Recently I asked my husband to cough up the expensive iPod I bought him for his birthday two years ago. He barely used it, has never plugged it into a computer and it still stored the exact same playlist I uploaded for him as part of the gift.
He just wasn’t that into it.
So I decided: if he wasn’t going to use it – I sure was. I was already struggling for storage on my iPhone and it made sense to delete the music and use the iPod as my portable stereo system. I would download all the tracks and take it for imaginary jogs on the beach. I would keep my playlists fresh all the time and my new iPod will be so excited its new owner loves and cherishes it - unlike the previous owner.
Now… how to work the thing.
Truth be told, even though I think I just scrape into that supposedly “tech-savvy” Generation Y, my capabilities in the digital age are pretty minimal. Sure, while I can work an iPhone, can get around a computer and use social media (albeit pretty basically) – there’s something about the ease of tech that actually makes it so difficult.
Let me explain.
Music
Remember the days where if you heard a song on the radio, you would buy the CD single and have it on repeat until your brain cells exploded? After that you would either discard the CD – depending on just how sick of it you were – or file it away in a CD album.
Then, if the artist of said CD single brought out another great track, you would buy the album. And proceed to have that on repeat until you got your money’s worth. Once all 18 songs were imprinted into your musical brain, it was filed right next to the single that started it all.

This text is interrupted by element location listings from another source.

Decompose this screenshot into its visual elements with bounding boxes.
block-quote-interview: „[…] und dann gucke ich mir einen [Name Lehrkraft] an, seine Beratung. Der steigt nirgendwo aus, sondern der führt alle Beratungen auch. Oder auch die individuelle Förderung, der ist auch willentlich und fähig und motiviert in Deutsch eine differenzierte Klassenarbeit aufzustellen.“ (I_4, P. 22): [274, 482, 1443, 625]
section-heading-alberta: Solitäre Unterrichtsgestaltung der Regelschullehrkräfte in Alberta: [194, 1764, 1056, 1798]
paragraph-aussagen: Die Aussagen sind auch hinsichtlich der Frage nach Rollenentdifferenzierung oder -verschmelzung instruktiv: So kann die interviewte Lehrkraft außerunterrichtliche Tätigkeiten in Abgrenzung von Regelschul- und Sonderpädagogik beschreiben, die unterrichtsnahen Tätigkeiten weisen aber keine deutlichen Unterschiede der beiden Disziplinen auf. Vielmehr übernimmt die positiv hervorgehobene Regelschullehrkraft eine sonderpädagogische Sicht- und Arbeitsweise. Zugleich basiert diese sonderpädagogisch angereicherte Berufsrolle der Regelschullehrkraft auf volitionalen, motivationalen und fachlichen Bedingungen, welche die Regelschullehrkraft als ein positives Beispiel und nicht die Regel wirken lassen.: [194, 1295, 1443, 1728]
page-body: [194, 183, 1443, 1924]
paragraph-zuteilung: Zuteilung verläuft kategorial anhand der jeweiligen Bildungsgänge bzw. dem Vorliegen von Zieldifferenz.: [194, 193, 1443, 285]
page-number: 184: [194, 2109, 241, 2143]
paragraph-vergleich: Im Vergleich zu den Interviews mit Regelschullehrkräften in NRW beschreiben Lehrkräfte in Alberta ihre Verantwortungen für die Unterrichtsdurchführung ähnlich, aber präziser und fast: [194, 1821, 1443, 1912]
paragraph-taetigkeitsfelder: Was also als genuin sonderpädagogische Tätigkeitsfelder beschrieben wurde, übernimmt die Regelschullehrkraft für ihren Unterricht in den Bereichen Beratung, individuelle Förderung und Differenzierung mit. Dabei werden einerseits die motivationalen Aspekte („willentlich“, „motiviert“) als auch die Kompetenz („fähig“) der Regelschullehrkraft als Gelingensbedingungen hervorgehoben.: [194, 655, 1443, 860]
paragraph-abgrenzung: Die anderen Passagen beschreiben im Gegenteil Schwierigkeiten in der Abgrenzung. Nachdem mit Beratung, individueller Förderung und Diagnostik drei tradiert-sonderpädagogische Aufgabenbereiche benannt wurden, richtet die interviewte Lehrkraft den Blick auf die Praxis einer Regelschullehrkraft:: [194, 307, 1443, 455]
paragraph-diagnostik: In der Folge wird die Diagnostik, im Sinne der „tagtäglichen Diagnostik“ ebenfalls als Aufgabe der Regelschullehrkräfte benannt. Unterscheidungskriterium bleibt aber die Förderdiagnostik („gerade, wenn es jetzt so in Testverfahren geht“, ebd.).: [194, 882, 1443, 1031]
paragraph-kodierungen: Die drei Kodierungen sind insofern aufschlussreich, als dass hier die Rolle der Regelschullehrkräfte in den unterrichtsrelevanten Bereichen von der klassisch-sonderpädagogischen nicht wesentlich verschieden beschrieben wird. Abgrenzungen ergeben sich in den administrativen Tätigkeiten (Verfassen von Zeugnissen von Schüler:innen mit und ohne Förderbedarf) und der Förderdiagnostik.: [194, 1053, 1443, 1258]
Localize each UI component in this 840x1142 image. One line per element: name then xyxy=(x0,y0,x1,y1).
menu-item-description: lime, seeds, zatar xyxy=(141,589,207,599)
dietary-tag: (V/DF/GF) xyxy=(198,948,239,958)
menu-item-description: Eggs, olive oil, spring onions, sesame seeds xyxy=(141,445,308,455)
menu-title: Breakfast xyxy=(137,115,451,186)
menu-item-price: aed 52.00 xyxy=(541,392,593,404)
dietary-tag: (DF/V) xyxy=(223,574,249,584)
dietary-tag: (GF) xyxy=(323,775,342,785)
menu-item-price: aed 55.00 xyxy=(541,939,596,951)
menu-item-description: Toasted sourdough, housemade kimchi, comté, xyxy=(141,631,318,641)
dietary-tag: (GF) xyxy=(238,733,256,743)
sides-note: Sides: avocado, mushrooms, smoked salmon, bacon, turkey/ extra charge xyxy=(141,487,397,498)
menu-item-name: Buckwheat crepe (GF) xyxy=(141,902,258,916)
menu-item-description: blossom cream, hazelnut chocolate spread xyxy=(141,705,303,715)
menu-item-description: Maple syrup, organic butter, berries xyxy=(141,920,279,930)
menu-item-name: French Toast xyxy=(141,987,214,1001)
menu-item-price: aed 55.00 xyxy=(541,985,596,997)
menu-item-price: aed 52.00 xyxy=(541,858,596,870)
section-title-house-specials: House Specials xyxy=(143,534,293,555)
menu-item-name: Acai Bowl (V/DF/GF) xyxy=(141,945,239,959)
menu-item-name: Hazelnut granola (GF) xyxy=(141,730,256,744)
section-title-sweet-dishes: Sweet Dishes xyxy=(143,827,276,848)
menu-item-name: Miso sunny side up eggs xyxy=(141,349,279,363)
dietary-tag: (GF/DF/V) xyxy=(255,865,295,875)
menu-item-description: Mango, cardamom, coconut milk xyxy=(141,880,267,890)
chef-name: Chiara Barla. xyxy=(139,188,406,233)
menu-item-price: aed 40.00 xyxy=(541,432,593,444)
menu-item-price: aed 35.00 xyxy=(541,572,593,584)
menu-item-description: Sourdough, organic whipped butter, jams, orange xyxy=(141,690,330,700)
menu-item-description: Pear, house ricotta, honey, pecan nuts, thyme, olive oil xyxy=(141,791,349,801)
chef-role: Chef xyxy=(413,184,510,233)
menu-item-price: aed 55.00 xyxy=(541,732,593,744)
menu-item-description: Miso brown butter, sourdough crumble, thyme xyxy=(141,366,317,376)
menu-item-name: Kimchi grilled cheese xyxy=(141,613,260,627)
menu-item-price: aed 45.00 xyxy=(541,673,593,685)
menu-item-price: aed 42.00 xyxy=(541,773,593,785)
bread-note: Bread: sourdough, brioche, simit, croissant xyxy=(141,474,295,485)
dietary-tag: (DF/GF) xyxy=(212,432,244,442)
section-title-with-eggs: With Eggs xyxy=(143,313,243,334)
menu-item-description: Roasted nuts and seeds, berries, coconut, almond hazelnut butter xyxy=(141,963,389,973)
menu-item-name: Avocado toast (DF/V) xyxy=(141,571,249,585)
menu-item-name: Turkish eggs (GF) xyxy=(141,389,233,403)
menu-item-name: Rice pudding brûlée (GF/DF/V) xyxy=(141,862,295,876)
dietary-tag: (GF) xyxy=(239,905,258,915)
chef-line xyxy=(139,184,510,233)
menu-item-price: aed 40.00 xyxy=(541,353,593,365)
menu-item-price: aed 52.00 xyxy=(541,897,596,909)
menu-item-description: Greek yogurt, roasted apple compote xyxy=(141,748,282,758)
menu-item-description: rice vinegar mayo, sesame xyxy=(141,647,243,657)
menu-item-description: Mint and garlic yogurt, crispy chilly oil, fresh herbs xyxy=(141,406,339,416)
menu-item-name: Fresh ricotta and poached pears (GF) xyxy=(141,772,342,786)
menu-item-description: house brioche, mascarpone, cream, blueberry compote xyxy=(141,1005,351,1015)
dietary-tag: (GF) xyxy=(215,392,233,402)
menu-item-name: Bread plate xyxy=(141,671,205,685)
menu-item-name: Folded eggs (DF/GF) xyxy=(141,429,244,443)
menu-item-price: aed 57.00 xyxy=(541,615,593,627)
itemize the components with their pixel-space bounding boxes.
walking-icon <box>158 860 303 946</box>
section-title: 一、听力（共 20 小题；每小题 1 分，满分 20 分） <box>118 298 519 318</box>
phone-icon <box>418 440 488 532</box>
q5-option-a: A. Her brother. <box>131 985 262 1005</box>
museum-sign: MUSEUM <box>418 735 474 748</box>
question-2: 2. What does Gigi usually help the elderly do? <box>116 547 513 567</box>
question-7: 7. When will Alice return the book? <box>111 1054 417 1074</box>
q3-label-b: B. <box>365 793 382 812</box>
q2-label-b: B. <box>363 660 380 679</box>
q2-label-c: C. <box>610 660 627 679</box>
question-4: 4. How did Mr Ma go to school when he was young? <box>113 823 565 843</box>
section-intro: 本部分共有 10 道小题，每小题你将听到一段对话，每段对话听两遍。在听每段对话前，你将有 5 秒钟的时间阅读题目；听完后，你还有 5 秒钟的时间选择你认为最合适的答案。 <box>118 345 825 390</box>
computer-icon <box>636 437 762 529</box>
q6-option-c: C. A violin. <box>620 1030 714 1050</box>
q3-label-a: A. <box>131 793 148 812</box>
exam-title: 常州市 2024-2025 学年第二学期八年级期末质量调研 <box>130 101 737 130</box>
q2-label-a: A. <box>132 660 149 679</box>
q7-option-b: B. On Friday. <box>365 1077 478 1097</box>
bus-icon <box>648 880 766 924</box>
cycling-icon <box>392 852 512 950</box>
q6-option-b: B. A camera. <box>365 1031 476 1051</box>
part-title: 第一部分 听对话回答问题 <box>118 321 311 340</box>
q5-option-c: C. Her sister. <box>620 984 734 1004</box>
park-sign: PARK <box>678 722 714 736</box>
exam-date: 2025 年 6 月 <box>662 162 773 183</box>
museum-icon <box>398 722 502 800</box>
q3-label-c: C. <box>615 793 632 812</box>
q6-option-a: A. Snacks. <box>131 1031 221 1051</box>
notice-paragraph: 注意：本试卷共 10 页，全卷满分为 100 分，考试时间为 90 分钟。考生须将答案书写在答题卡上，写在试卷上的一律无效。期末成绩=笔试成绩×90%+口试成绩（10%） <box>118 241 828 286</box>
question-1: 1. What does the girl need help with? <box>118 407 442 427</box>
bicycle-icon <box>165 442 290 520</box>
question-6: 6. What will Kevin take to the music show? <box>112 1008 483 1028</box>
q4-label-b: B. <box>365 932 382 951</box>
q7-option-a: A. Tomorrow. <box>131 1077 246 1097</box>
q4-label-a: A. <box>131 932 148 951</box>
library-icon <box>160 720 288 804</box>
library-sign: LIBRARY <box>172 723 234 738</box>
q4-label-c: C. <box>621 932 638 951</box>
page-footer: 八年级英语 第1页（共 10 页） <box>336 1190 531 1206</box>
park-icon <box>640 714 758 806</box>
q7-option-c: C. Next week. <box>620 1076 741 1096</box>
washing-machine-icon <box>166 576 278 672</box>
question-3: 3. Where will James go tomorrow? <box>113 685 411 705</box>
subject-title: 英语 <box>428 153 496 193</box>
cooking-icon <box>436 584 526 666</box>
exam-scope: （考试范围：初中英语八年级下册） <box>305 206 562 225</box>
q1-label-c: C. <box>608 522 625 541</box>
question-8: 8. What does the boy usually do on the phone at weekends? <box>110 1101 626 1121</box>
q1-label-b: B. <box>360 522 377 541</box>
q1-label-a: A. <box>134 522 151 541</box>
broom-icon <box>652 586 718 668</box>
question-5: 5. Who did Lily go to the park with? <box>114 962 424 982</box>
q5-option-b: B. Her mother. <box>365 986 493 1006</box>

And that’s simply as organized as you needed to be.
Buy. Play. File.
Before the crazy digital age of being able to download and buy music instantly –I am talking simply “Shazamming” a tune you hear on the radio and then purchasing it on iTunes – buying an actual CD was a real treat for me.
It would go something like this:
1. Kat walks into Sanity or HMV and peruses the “Top 20 wall” looking for a track listing that would rock her world.
2. Kat would spend the next hour over lunch or coffee looking through shiny enclosed booklet, would memorise the lyrics and even skim through the acknowledgements.
3. Kat would then excitedly finish her shopping, would head out to the car and open CD case before even opening car door ready to insert and blare at full blast.
Nowadays, the ease of being able to buy music on demand is at once exciting, overwhelming and expensive. The click of a button without someone ringing up a total at a register can get a little too simple and not only can you end up with countless tracks – some you even forget about - but a music “expense” you just did not budget for.
And then there’s the organisation part of it all. If you’re like me, you have zero time to make playlists and file and sort into genre so I end up just having a monster iTunes library with no order whatsoever. As a result, you will often find me skipping tracks more than listening to them because I am just trying to find something decent amongst the album fillers.
I think its time I either get my musical megabytes in order or go back to CD’s because even writing this is exhausting me.
Photos
Remember the days where you would buy a roll of film from the petrol station and insert it into your little black camera? You would then spend the day snapping pictures carefully as you didn’t get another go at them.
Once you finished your roll, you took it to a processing place of your choice and they would either be ready in an hour or the next day. Every moment waiting for those photos to be ready would be filled with anticipation because who bloody knows how they’ll turn out.
Back then, to keep all your memories safe and secure, the only organisation required was a photo album. And because there were only 24 photos, it would only take a short time to insert them in the little clear slips and you would even have time to write a funny little caption!
Nowadays we can take photos with our phones, iPads or tablets, photo and video camera’s and notebooks. And we can take a million of the same photo just to get it just right.
So where does this easy snapping leave me?
The old school gal in me still loves to print and place photos in beautiful albums. With captions.The old school gal in me still miraculously manages to upload photos from every source acceptably. But to organise them is a different story.
So instead of organising them, I print them all. But rather than place the thousands of photos I have printed in albums – they sit in cardboard boxes. Waiting, patiently waiting for the attention I may never give them.
I put my snap-happy disorganisation down to this:
1. Too, too many photos are snapped via too, too many sources. I must get into the habit of deleting the bad ones.
2. Once they are sent off to be printed (when the 9c a print special comes up), they come back in random, ridiculous order. So that means I have to first order them chronologically and then put them in albums. I’ve given up on the funny captions idea for this digital age. Too much work.
3. Not only do I have photos to sort - I have videos. Gone are the days where you had one of those mammoth video camera’s that required a tape of some description. Now we can video everything and everything and it’s distorting my iPhoto library!
The Digital age, while amazing in so many ways, is making my life chaos!
Do you have any handy tips to make my transition from the Stone Age any easier?